For the use of [ and ] on the left of an "=" in multiple assignment statements, see lu, eig, svd, and so on.
( )
Parentheses are used to indicate precedence in arithmetic expressions in the usual way. They are used to enclose arguments of functions in the usual way. They are also used to enclose subscripts of vectors and matrices in a manner somewhat more general than usual. If X and V are vectors, then X(V) is [X(V(1)), X(V(2)), ..., X(V(n))]. The components of V are rounded to nearest integers and used as subscripts. An error occurs if any such subscript is less than 1 or greater than the dimension of X. Some examples are
X(3) is the third element of X.
X([1 2 3]) is the first three elements of X.
X([sqrt(2) sqrt(3) 4*atan(1)]) is also the first three elements of X.
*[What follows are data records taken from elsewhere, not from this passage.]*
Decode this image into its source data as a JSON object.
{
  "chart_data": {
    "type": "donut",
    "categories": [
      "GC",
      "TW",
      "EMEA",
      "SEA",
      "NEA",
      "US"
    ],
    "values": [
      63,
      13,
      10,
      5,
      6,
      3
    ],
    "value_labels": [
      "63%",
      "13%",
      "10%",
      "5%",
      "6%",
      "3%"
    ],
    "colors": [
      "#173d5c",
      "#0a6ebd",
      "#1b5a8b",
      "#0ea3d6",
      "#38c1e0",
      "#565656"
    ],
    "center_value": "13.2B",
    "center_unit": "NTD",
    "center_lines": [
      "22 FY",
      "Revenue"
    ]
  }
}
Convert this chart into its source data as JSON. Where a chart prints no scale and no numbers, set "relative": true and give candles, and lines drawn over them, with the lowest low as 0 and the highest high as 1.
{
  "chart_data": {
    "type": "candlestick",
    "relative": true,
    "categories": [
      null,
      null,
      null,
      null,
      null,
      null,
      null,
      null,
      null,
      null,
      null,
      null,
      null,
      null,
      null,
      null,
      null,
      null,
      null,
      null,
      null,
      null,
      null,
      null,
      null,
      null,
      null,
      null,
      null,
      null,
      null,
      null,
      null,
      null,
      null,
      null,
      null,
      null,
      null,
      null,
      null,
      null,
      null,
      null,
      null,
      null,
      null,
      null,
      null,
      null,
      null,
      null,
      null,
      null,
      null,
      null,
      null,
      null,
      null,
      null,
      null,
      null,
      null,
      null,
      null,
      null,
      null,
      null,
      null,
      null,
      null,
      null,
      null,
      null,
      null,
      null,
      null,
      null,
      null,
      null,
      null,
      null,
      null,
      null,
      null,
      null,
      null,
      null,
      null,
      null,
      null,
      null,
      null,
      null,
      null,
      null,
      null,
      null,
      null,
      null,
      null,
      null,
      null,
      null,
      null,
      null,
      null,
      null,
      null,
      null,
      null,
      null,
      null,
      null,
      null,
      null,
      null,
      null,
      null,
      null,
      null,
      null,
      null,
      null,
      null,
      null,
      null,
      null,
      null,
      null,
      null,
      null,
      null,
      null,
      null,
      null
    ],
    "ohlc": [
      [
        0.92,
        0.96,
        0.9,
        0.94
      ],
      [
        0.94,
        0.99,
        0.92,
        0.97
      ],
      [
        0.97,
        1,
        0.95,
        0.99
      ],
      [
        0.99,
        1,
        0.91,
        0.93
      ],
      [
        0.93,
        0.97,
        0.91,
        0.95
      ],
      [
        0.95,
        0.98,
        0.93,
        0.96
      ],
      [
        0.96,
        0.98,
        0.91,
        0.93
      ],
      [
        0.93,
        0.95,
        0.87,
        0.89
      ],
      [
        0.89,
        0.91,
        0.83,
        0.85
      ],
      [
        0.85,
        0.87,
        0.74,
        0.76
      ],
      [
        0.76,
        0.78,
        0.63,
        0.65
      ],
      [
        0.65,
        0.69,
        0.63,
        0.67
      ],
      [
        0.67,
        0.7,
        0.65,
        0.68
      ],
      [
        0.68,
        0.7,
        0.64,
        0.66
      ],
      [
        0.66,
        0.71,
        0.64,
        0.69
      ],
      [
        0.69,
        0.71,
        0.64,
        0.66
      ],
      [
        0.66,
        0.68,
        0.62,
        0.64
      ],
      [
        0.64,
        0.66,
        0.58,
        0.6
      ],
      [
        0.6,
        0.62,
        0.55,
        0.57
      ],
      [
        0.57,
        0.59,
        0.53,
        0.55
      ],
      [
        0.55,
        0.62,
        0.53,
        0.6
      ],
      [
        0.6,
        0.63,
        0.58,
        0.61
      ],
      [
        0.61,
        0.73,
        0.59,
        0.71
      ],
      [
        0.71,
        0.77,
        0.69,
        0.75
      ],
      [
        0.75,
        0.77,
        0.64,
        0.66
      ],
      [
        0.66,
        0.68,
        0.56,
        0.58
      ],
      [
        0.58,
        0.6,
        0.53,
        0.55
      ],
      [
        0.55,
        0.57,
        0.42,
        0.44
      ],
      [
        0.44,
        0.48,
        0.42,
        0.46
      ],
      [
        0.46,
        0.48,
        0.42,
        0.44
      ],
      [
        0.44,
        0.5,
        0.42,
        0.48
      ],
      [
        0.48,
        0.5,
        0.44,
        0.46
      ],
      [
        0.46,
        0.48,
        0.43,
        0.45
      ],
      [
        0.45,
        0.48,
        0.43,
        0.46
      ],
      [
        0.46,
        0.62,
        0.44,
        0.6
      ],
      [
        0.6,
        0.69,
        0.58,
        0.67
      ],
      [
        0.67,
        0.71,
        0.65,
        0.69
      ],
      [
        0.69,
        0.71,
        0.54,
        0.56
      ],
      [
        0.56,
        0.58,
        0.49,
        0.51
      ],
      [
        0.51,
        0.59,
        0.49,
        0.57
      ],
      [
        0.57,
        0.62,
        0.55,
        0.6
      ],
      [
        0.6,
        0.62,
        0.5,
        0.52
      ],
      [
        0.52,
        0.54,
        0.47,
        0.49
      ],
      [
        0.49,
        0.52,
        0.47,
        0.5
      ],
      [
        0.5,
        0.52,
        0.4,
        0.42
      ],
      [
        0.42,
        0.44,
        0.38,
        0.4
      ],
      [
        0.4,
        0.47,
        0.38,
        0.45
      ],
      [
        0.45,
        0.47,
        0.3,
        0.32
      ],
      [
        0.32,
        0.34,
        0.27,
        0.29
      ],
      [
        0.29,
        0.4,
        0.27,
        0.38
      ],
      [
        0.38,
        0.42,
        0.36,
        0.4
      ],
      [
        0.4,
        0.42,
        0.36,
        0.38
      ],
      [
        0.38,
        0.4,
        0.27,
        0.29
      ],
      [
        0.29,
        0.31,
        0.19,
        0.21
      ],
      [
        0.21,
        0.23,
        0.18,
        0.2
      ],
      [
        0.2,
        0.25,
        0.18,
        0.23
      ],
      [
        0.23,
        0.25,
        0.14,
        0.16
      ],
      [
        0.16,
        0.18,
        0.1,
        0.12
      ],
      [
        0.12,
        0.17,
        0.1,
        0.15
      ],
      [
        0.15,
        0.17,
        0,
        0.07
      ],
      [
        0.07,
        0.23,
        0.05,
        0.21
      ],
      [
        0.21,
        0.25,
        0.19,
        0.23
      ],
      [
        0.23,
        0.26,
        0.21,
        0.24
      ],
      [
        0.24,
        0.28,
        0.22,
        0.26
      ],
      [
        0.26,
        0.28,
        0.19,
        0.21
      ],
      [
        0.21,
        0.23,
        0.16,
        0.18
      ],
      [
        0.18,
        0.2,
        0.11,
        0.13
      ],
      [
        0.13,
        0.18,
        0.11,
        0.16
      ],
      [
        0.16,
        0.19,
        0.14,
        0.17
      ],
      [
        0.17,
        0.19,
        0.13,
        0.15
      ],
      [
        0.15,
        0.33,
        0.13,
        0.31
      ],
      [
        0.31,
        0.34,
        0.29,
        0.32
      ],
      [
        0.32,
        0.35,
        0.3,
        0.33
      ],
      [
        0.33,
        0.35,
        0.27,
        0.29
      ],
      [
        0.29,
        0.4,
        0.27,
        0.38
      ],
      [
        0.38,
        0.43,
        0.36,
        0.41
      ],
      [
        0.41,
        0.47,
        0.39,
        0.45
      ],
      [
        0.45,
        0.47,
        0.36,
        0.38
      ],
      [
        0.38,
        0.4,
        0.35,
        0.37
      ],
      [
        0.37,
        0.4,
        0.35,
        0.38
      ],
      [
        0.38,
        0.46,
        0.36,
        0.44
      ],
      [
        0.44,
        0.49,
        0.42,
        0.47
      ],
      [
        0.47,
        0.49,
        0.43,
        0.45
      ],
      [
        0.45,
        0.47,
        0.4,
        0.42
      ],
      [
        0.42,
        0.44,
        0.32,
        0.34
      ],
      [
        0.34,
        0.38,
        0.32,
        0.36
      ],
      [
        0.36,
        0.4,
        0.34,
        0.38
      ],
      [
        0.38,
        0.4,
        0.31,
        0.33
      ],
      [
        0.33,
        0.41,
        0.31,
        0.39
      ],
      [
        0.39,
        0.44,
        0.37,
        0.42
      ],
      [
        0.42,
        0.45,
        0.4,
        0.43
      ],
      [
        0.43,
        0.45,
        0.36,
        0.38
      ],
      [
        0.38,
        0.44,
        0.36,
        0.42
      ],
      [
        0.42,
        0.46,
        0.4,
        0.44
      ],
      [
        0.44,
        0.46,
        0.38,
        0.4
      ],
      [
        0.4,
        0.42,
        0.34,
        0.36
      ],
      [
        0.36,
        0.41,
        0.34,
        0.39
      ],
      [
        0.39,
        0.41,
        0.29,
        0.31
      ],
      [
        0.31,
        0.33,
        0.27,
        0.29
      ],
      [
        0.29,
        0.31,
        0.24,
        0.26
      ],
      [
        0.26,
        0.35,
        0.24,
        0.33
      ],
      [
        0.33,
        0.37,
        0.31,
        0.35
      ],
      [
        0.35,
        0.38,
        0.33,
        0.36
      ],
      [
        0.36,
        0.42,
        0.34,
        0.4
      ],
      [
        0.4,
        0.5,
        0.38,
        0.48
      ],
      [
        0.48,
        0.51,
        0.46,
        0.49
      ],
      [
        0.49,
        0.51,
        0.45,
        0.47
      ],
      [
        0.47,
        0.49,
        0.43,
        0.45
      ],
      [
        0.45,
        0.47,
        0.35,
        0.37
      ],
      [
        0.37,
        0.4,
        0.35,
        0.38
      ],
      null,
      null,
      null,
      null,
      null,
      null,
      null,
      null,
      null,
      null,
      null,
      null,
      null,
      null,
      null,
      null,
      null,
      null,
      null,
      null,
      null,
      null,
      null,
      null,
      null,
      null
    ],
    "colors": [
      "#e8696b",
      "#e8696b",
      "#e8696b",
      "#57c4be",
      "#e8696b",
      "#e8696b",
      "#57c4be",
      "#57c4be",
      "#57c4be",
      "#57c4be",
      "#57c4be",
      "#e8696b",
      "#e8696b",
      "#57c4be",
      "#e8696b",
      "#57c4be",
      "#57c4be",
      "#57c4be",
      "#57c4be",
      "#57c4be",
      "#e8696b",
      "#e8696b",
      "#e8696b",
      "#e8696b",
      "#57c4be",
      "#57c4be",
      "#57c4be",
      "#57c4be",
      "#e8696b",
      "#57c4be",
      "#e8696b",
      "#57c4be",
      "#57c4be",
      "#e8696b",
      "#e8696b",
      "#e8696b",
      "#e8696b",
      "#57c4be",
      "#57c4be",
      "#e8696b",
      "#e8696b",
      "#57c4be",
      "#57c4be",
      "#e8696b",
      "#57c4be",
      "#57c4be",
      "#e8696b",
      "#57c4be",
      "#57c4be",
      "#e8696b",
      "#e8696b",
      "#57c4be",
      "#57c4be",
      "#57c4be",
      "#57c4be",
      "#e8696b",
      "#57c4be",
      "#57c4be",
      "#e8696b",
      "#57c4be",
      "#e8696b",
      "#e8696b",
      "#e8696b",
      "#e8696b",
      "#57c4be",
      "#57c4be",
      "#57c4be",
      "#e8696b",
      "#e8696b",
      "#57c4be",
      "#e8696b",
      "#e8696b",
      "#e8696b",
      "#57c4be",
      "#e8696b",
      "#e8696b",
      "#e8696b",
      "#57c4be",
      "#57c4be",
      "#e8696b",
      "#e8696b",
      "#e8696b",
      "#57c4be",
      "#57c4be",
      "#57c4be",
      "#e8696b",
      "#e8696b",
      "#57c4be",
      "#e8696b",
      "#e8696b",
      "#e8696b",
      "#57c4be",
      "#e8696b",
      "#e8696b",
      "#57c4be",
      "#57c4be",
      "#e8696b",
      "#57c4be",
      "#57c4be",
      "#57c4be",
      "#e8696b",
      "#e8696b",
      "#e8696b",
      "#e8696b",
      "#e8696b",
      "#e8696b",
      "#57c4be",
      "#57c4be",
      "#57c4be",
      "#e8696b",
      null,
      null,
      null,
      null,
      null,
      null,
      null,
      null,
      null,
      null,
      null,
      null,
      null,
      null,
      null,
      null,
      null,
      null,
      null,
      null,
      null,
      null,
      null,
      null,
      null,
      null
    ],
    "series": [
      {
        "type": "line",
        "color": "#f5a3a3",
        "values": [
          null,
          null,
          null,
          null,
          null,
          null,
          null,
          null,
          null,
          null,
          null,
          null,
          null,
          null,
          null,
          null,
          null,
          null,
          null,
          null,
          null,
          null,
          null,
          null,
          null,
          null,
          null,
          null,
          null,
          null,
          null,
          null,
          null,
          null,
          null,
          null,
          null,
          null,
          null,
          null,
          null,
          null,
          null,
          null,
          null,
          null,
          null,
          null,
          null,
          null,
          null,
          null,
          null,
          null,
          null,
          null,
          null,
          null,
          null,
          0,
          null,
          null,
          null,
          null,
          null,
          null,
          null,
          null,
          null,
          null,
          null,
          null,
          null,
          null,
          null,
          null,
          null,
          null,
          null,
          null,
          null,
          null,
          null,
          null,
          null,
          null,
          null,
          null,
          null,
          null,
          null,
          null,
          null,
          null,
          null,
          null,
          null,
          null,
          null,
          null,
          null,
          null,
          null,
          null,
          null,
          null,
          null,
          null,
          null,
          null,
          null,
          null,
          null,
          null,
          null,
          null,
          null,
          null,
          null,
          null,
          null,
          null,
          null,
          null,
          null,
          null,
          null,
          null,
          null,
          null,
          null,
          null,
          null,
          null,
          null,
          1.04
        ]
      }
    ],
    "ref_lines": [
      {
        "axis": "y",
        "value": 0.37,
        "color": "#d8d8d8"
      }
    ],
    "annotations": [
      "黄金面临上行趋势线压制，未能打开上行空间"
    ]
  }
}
If X has n components, X(n:-1:1) reverses them. The same indirect subscripting works in matrices. If V has m components and W has n components, then A(V,W) is the m-by-n matrix formed from the elements of A whose subscripts are the elements of V and W. For example, A([1,5],:) = A([5,1],:) interchanges rows 1 and 5 of A.
=
Used in assignment statements. == is the relational EQUALS operator. See the Relational Operators page.
'
Matrix transpose. X' is the complex conjugate transpose of X. X.' is the nonconjugate transpose.
Quote. 'any text' is a vector whose components are the ASCII codes for the characters. A quote within the text is indicated by two quotes.
.
Decimal point. 314/100, 3.14 and .314e1 are all the same.
Element-by-element operations are obtained using .* , .^ , ./ , or .\. See the Arithmetic Operators page.
Three or more points at the end of a line indicate continuation.
,
Comma. Used to separate matrix subscripts and function arguments. Used to separate statements in multistatement lines. For multi-statement lines, the comma can be replaced by a semicolon to suppress printing.
;
Semicolon. Used inside brackets to end rows. Used after an expression or statement to suppress printing or separate statements.
%
Percent. The percent symbol denotes a comment; it indicates a logical end of line. Any following text is ignored.
!
Exclamation point. Indicates that the rest of the input line is issued as a command to the operating system.

See Also

Arithmetic, relational, and logical operators.